Como exemplos, ele cita decisão de 2019 relatada pela ministra Nancy Andrighi, da 3ª Turma, em que a conclusão foi de que “o desrespeito voluntário das garantias legais, com o nítido intuito de otimizar o lucro em prejuízo da qualidade do serviço, revela ofensa aos deveres anexos ao princípio da boa-fé objetiva e configura lesão injusta e intolerável à função social da atividade produtiva e à proteção do tempo útil do consumidor”.
Na hipótese dos autos (REsp 1.737.412/SE), a ministra considerou que o banco optou por não adequar seu serviço aos padrões de qualidade previstos em lei municipal e federal, o que impôs ao consumidor o “desperdício de tempo útil”.

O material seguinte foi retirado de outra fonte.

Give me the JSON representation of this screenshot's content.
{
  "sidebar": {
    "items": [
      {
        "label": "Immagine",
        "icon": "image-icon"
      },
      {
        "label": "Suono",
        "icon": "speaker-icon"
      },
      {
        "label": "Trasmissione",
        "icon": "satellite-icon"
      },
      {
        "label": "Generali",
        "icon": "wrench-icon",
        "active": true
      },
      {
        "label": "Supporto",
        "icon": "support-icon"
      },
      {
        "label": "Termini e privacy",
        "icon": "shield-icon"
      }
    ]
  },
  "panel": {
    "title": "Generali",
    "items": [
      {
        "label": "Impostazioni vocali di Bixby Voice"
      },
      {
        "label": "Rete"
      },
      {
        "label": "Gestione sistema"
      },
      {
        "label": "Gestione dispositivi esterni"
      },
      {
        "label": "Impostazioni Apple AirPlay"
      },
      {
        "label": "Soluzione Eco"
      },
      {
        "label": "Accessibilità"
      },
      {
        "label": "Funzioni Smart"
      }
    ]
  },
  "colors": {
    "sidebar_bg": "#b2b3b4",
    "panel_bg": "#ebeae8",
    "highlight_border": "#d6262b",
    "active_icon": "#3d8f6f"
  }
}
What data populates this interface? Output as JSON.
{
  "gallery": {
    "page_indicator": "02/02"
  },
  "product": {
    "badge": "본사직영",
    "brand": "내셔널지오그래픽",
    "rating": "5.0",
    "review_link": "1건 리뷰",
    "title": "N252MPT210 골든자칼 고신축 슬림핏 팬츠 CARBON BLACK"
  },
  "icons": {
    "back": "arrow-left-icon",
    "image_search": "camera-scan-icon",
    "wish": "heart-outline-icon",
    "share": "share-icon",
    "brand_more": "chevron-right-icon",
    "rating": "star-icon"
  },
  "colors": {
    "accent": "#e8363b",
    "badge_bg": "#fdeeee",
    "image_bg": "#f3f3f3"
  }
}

Isso, para a magistrada, é “violação injusta e intolerável ao interesse social de máximo aproveitamento dos recursos produtivos, o que é suficiente para a configuração do dano moral coletivo”.
Andrighi também é a relatora de caso (REsp 1.929.288/TO) em que a 3ª Turma decidiu que “a responsabilização por dano moral coletivo se verifica pelo simples fato da violação, isto é, in re ipsa”.
Na ocasião, a ministra pontuou que a inadequada prestação de serviços bancários, caracterizada pela “reiterada existência de caixas eletrônicos inoperantes, sobretudo por falta de numerário, e pelo consequente excesso de espera em filas” é apta a caracterizar danos morais coletivos.
O entendimento é diametralmente oposto ao da 4ª Turma de Direito Privado. No recurso especial 1.647.452/RO, por exemplo, o ministro relator Luis Felipe Salomão entendeu que o direito à reparação de dano moral somente “exsurge de condutas que ofendam direitos da personalidade”.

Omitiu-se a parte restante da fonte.